7. So having regard to all those circumstances we think the Crown's conclusions are correct and you are sentenced in accordance with those conclusions on the First Indictment to 1 month's youth detention. On the Second Indictment there will be no separate penalty. On the Third Indictment to 9 month's youth detention; on the Fourth Indictment to 1 week's youth detention and on the Fifth Indictment to 1 month's youth detention, and they will all run concurrently making a total of 9 month's youth detention, and we direct that you are to be held for that purpose in an appropriate place of custody.
8. The previous Probation Orders are now revoked in the light of the sentence which is imposed, and I am required to warn you under the 2014 Law that you will be subject to a period of supervision by the Probation Service following your release from Youth Detention.
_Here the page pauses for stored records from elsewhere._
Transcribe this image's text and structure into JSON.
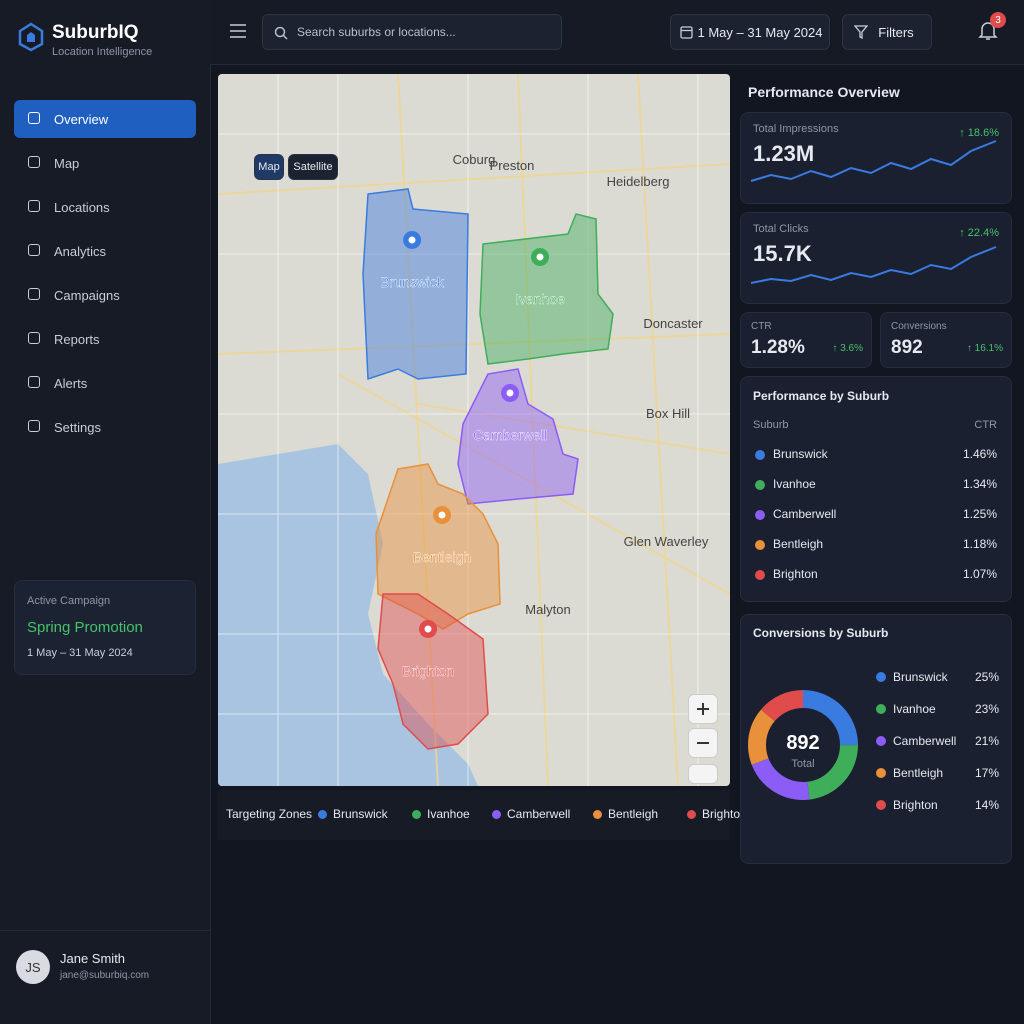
{
  "app": {
    "name": "SuburbIQ",
    "tagline": "Location Intelligence"
  },
  "nav": [
    "Overview",
    "Map",
    "Locations",
    "Analytics",
    "Campaigns",
    "Reports",
    "Alerts",
    "Settings"
  ],
  "campaign": {
    "label": "Active Campaign",
    "name": "Spring Promotion",
    "dates": "1 May – 31 May 2024"
  },
  "user": {
    "initials": "JS",
    "name": "Jane Smith",
    "email": "jane@suburbiq.com"
  },
  "search_placeholder": "Search suburbs or locations...",
  "date_range": "1 May – 31 May 2024",
  "filters": "Filters",
  "notifications": "3",
  "map": {
    "tabs": [
      "Map",
      "Satellite"
    ],
    "places": [
      "Coburg",
      "Preston",
      "Heidelberg",
      "Doncaster",
      "Box Hill",
      "Glen Waverley",
      "Malyton"
    ],
    "zones": [
      {
        "name": "Brunswick",
        "color": "#3a7be0"
      },
      {
        "name": "Ivanhoe",
        "color": "#3fae5a"
      },
      {
        "name": "Camberwell",
        "color": "#8b5cf6"
      },
      {
        "name": "Bentleigh",
        "color": "#e8903a"
      },
      {
        "name": "Brighton",
        "color": "#e04b4b"
      }
    ],
    "legend_title": "Targeting Zones"
  },
  "performance": {
    "title": "Performance Overview",
    "metrics": [
      {
        "label": "Total Impressions",
        "value": "1.23M",
        "change": "↑ 18.6%"
      },
      {
        "label": "Total Clicks",
        "value": "15.7K",
        "change": "↑ 22.4%"
      },
      {
        "label": "CTR",
        "value": "1.28%",
        "change": "↑ 3.6%"
      },
      {
        "label": "Conversions",
        "value": "892",
        "change": "↑ 16.1%"
      }
    ]
  },
  "suburb_table": {
    "title": "Performance by Suburb",
    "columns": [
      "Suburb",
      "CTR"
    ],
    "rows": [
      [
        "Brunswick",
        "1.46%"
      ],
      [
        "Ivanhoe",
        "1.34%"
      ],
      [
        "Camberwell",
        "1.25%"
      ],
      [
        "Bentleigh",
        "1.18%"
      ],
      [
        "Brighton",
        "1.07%"
      ]
    ]
  },
  "chart_data": {
    "type": "pie",
    "title": "Conversions by Suburb",
    "categories": [
      "Brunswick",
      "Ivanhoe",
      "Camberwell",
      "Bentleigh",
      "Brighton"
    ],
    "values": [
      25,
      23,
      21,
      17,
      14
    ],
    "value_labels": [
      "25%",
      "23%",
      "21%",
      "17%",
      "14%"
    ],
    "colors": [
      "#3a7be0",
      "#3fae5a",
      "#8b5cf6",
      "#e8903a",
      "#e04b4b"
    ],
    "center_value": "892",
    "center_label": "Total"
  }
}
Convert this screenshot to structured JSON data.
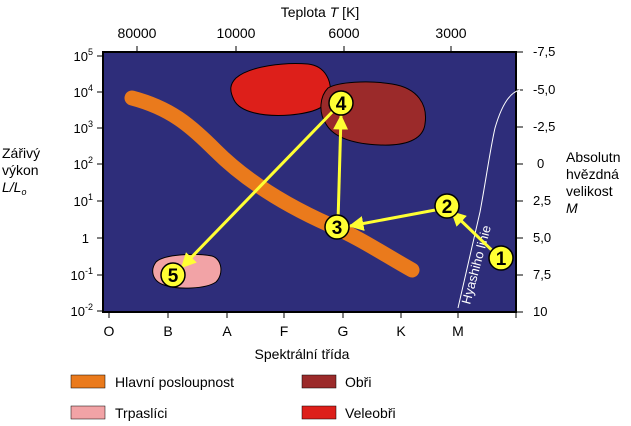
{
  "diagram": {
    "top_axis": {
      "title_prefix": "Teplota ",
      "title_var": "T",
      "title_suffix": " [K]",
      "ticks": [
        "80000",
        "10000",
        "6000",
        "3000"
      ]
    },
    "left_axis": {
      "title_lines": [
        "Zářivý",
        "výkon"
      ],
      "title_symbol": "L/L",
      "title_symbol_sub": "o",
      "ticks": [
        {
          "base": "10",
          "exp": "5"
        },
        {
          "base": "10",
          "exp": "4"
        },
        {
          "base": "10",
          "exp": "3"
        },
        {
          "base": "10",
          "exp": "2"
        },
        {
          "base": "10",
          "exp": "1"
        },
        {
          "base": "1",
          "exp": ""
        },
        {
          "base": "10",
          "exp": "-1"
        },
        {
          "base": "10",
          "exp": "-2"
        }
      ]
    },
    "right_axis": {
      "title_lines": [
        "Absolutn",
        "hvězdná",
        "velikost"
      ],
      "title_symbol": "M",
      "ticks": [
        "-7,5",
        "-5,0",
        "-2,5",
        "0",
        "2,5",
        "5,0",
        "7,5",
        "10"
      ]
    },
    "bottom_axis": {
      "title": "Spektrální třída",
      "ticks": [
        "O",
        "B",
        "A",
        "F",
        "G",
        "K",
        "M"
      ]
    },
    "hayashi_label": "Hyashiho linie",
    "markers": [
      "1",
      "2",
      "3",
      "4",
      "5"
    ],
    "colors": {
      "plot_bg": "#2e2d7a",
      "main_sequence": "#ea7a1c",
      "dwarfs": "#f2a3a6",
      "giants": "#9b2a2a",
      "supergiants": "#dd1f1a",
      "arrows": "#ffff33"
    },
    "legend": [
      {
        "label": "Hlavní posloupnost",
        "color": "#ea7a1c"
      },
      {
        "label": "Obři",
        "color": "#9b2a2a"
      },
      {
        "label": "Trpaslíci",
        "color": "#f2a3a6"
      },
      {
        "label": "Veleobři",
        "color": "#dd1f1a"
      }
    ]
  }
}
9. In addition, we are going to impose a Restraining Order which will be in the terms recommended by the Crown, but for a shorter period of 2 years rather than 3 years. The Restraining Order is that you are
"1. prohibited from approaching or contacting, directly or indirectly, the victim, other than any contact which is inadvertent or unavoidable.
2. The defendant is prohibited from entering any part of the premises known to him to be the home address of the victim, or from loitering outside the property. In respect of the current address, the defendant is prohibited from entering a named road.
3. If the defendant sees or comes into contact with the victim in any public or private place, he must take immediate action to avoid any breach of this Order"
I must warn you that if you do breach this order, you are liable to be brought back to this Court and sentenced to a period of youth detention or to a fine.
10. We consider that there is an opportunity for you in Greenfields to put your life back on track. It is quite important that you listen to this, and I can see that you do not want to, but it is quite important that you do because you are only 15. Your life stretches out ahead of you and you will have choices to make in that life. Nobody else can make these choices but you; nobody else can do that only you can, and you can continue on the course you are on which we are all concerned will possibly lead you to spending a long time in custody in the future, or you can take control of your life with the assistance which you are offered and you will get that assistance in Greenfields and actually it has been seen before that your conduct improved while you were there. I just want you to think about that. You can take the sentence imposed today as being just another example as the authorities coming down on you but actually it is being imposed because you have done wrong and when you do wrong this is what happens. Only you can learn that lesson, only you can do that, and I just urge you to think about that, not under the stress of this court room but when you have a moment of peace and quiet to do so.
11. For the avoidance of doubt the presence of foster parents and mother here in this court has been noted and I am sure that the Defendant will appreciate your support.